€1.5m EU grant to probe unexplored microbe diversity in the human gut

4 September 2020

Dr Falk Hildebrand has won a €1.5 million grant from the European Research Council (ERC) to research the role that lesser known microbes play in the gut microbiome and human health - addressing fundamental gaps in our understanding.

The funding comes from the ERC’s prestigious Starting Grants, designed to help early-career scientists and scholars build their own teams and lead pioneering research. The grants are part of the EU’s Research and Innovation programme, Horizon 2020. 

The role of microbes in maintaining a healthy gut - and human health more broadly - has become increasingly clear in recent years. However, this knowledge is mainly based on just a few dominant species, and much about their interaction with the gut remains undiscovered.

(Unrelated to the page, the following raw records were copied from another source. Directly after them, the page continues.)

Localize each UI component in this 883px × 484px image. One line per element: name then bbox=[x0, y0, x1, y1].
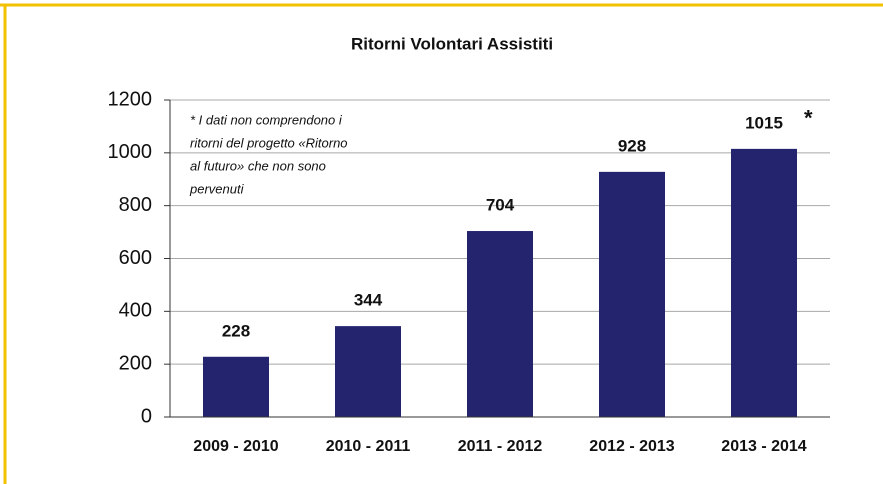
x-tick-label: 2010 - 2011 bbox=[326, 438, 411, 455]
chart-title: Ritorni Volontari Assistiti bbox=[351, 34, 553, 53]
value-label: 928 bbox=[618, 136, 646, 155]
note-line: ritorni del progetto «Ritorno bbox=[190, 135, 348, 150]
x-tick-label: 2012 - 2013 bbox=[589, 438, 675, 455]
value-label: 1015 bbox=[745, 113, 783, 132]
bar bbox=[335, 326, 401, 417]
bar bbox=[731, 148, 797, 417]
bar bbox=[467, 231, 533, 417]
y-tick-label: 1200 bbox=[108, 88, 153, 110]
y-tick-label: 800 bbox=[119, 194, 152, 216]
y-tick-label: 400 bbox=[119, 300, 152, 322]
value-label: 344 bbox=[354, 291, 383, 310]
annotation-marker: * bbox=[804, 106, 813, 131]
y-tick-label: 200 bbox=[119, 352, 152, 374]
bar bbox=[203, 356, 269, 417]
y-tick-label: 1000 bbox=[108, 141, 153, 163]
bar bbox=[599, 171, 665, 417]
value-label: 704 bbox=[486, 196, 515, 215]
x-tick-label: 2011 - 2012 bbox=[458, 438, 543, 455]
note-line: al futuro» che non sono bbox=[190, 158, 326, 173]
value-label: 228 bbox=[222, 321, 250, 340]
note-line: pervenuti bbox=[189, 181, 245, 196]
y-tick-label: 600 bbox=[119, 247, 152, 269]
x-tick-label: 2013 - 2014 bbox=[721, 438, 807, 455]
y-tick-label: 0 bbox=[141, 405, 152, 427]
x-tick-label: 2009 - 2010 bbox=[193, 438, 279, 455]
note-line: * I dati non comprendono i bbox=[190, 112, 343, 127]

There are still many gut microbe species we are yet to explore - particularly those which are present in low amounts. A better grasp of how these lesser known microbes evolve to colonize the gut could play a major role in understanding the evolution of our microbiome, and improving human health.

Dr Hildebrand, Group Leader at Earlham Institute and Quadram Institute, said: “I am delighted to be awarded this prestigious ERC Starting Grant to enable us to research these elusive microbes, which until now have remained largely ignored.

“We have shown in previous work that some of these microbes appear to be a stable component of the human gut and can be passed down in a family through multiple generations. It’s likely that they play an important role in our health.”

The funding will be used to apply genomic sequencing to identify these microbes - both bacteria and eukaryotes (including fungi and protists). By investigating which of them can survive and persist in the gut through several generations, it will then be possible to understand which genes play an important role in gut colonization.

“The grant will help us address fundamental gaps in our understanding of how microbes adapt and persist within the human gut,” said Hildebrand. “The knowledge we glean can help improve human health through identifying potential genetic targets to make positive changes to our gut microbiome.”

Dr Hildebrand will be recruiting a PhD student and a post-doctoral position for the EPYC study from January 2021.